The Structural Heart Team at Saint Joseph Hospital performs transfemoral and transapical approaches tothe TAVR procedure. During the transfemoral approach, an incision is made in the leg. During the transapical approach, an incision is made between the ribs to access the lowest point of the heart.

All TAVR procedures are completed in the Hybrid OR at Saint Joseph Hospital, where the Structural Heart Teamis able to work side by side with access to diagnostic and imaging equipment, advanced robotics and operating equipment. The Hybrid OR enables the team to work collaboratively and make informed decisions about patient care and evaluate procedures in real time.


Atrial fibrillation, or afib, is a heart rhythm disorder that’s associated with clot formation and dislodgment, leading to arterial blockages and resulting in a stroke if the clot migrates into the brain arteries.

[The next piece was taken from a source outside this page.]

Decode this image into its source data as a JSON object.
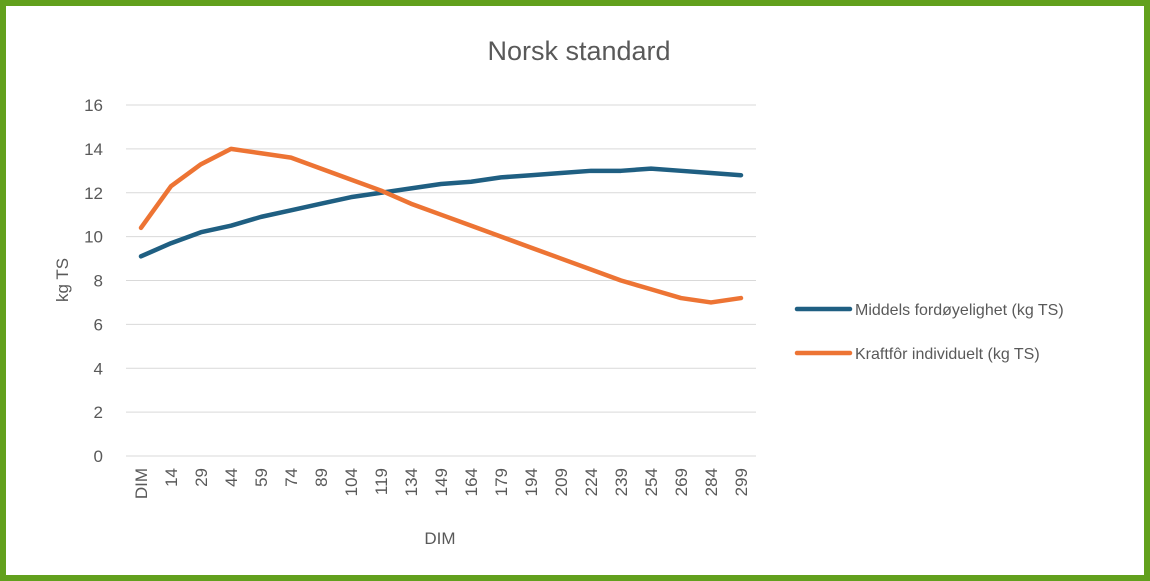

Afib is seen frequently in the elderly and in patients with hypertension, diabetes or heart failure, or combinations of these problems. In order to reduce the risk of stroke in patients with afib, the standard of care is to place the patient on a blood thinner. However, not all afib patients are candidates for blood thinners, especially those with a history of bleeding events, or high risk for falls, noncompliance or bleeding disorders.

New technology approved by the FDA and used by the Structural Heart Team at Saint Joseph Hospital offers those patients an alternative to blood thinners.

A device called the LARIAT is used to isolate the left atrial appendage of the heart, which is where clots form in patients with afib.

The Structural Heart Team uses the LARIAT to separate the left atrial appendage, isolating it from the arterial circulation and thus eliminating the risk of clot formation and dislodgment into the circulatory system.

This minimally invasive procedure is done in the cardiac cath lab at Saint Joseph Hospital. Unlike invasive procedures, the LARIAT procedure is done through two small incisions. One catheter is placed inside the heart, while the other catheter goes outside of the heart to create a suture loop over the left atrial appendage to close it permanently.